How many times have I said "Fuck this, I'm leaving, I'm leaving, forget it. Find somebody else, I'm never coming back."
The word 'never' is only powerful if you use it once.
Even though I keep trying to shy away from my history, it seems to catch up with me - bits of it. It had become so contorted I barely recognised any truth in it. And it sucks, it sucks that I have to hear about all of this again. It sucks that the wall I had built so high has sprung a leak and is letting the flood through; it sucks that I have this wall to begin with, let alone am having to repair it.
It hurts just a little, to hear the embellished rumours. Not because I care about what I am thought of as - I had long gotten past that, figuring early in high school that people will just say what they say. No, what makes my lower lip quiver is what is left of truth. I am not ready to say it, I am not ready to admit to anything. And yet, I am pushed into a corner where I might be convinced to, in attempt to put all little birds to rest. This corner is small, and my back pushes tightly into the rigid sides - there is no way I can fit, no way I can get far away enough. It is not enough to tell myself that only I know the truth, because what is the point of truth if everyone else thinks otherwise - I may as well have done such a thing, it would not have made any difference in their eyes. The appeal of being with people who don't know me has risen. I don't have to answer to anyone about any mistakes I have made, rebuke any falsities with valor. It feels wrong that this is being asked of me, because it is private, and yet I want so much for the entire story to be known so that things are clear. It is doubtful whether it'd be understood, however.
When someone hurts you, you're meant to bolt. Run away as fast as you can because that's what the pain reflex is telling you to do. It is inherent, it is instinctive. If you get far enough, you aren't susceptible to that magnetic force that pulls you back. I have run, just not far enough. Sometimes I nearly make it, this is when we don't talk properly for a week or two. Sometimes I barely make it anywhere, and I let it blow over thinking of better times. I don't like being told what to do but I need someone to ground me at the moment. I wish I had someone that would not break under vicious claims for freedom and independance(ironic how I can only ultimately gain this from being restrained), I wish someone would force me into submission. I am afraid, you need to hold me tight - arms like a strait jacket - and not let me go even if I protest. It is unfair to ask it of anyone, but I need this desperately so I can get away - so it can finally be the last time I say that "I'm leaving".

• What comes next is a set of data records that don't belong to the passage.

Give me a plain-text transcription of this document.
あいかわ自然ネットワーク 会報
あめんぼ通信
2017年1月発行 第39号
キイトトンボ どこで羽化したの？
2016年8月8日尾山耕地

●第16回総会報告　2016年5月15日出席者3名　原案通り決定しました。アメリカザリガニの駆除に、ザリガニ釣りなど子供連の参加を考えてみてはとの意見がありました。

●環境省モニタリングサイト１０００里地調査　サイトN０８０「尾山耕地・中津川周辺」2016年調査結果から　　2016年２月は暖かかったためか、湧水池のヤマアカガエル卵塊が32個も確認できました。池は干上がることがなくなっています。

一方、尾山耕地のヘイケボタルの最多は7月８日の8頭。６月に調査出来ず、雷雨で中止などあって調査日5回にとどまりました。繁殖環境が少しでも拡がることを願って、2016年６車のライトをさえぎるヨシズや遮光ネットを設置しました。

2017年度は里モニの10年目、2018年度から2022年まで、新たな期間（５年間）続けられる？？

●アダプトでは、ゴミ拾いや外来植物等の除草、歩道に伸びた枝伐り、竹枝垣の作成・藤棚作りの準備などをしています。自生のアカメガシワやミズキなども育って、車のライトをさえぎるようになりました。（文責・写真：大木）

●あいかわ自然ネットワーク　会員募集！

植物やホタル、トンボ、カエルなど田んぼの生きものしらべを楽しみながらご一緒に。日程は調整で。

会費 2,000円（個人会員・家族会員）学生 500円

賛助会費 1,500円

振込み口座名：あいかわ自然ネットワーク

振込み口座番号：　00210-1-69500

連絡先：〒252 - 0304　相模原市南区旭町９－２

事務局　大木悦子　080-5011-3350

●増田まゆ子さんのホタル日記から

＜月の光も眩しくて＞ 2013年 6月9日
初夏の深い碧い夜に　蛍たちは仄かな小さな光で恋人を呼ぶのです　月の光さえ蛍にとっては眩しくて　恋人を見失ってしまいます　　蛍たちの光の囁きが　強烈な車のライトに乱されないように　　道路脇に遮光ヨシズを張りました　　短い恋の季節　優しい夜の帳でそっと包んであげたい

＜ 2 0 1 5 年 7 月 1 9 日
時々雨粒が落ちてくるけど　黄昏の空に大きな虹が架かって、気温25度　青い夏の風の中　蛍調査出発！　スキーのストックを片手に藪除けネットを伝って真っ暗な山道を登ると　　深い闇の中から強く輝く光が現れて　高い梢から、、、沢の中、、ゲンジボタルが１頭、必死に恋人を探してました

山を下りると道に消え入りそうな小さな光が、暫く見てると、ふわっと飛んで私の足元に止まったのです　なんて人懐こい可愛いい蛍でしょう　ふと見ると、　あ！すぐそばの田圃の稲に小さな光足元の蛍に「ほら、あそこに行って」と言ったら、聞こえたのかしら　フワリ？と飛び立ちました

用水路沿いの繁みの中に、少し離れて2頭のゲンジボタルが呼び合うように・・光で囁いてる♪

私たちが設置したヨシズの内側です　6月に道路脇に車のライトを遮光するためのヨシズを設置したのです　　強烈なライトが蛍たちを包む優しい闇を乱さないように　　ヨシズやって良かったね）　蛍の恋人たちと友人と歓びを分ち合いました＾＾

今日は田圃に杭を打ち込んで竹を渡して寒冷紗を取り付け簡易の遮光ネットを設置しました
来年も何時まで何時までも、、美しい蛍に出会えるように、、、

I look forward to university for this reason. Where I can start new and be anonymously fresh. The past will stay here and not meld with present as it has been doing. I am sick of being treated like shit, is it worth the love of someone? Likely not, seeing as love can't mean a thing at the moment, seeing as that love is only one way. I am not in love with anything other than routine and adoration. I have yet to love. All those I had thought I loved are gone now, and love does not abandon. By simple defines, everytime we were just two animals, who knew nothing.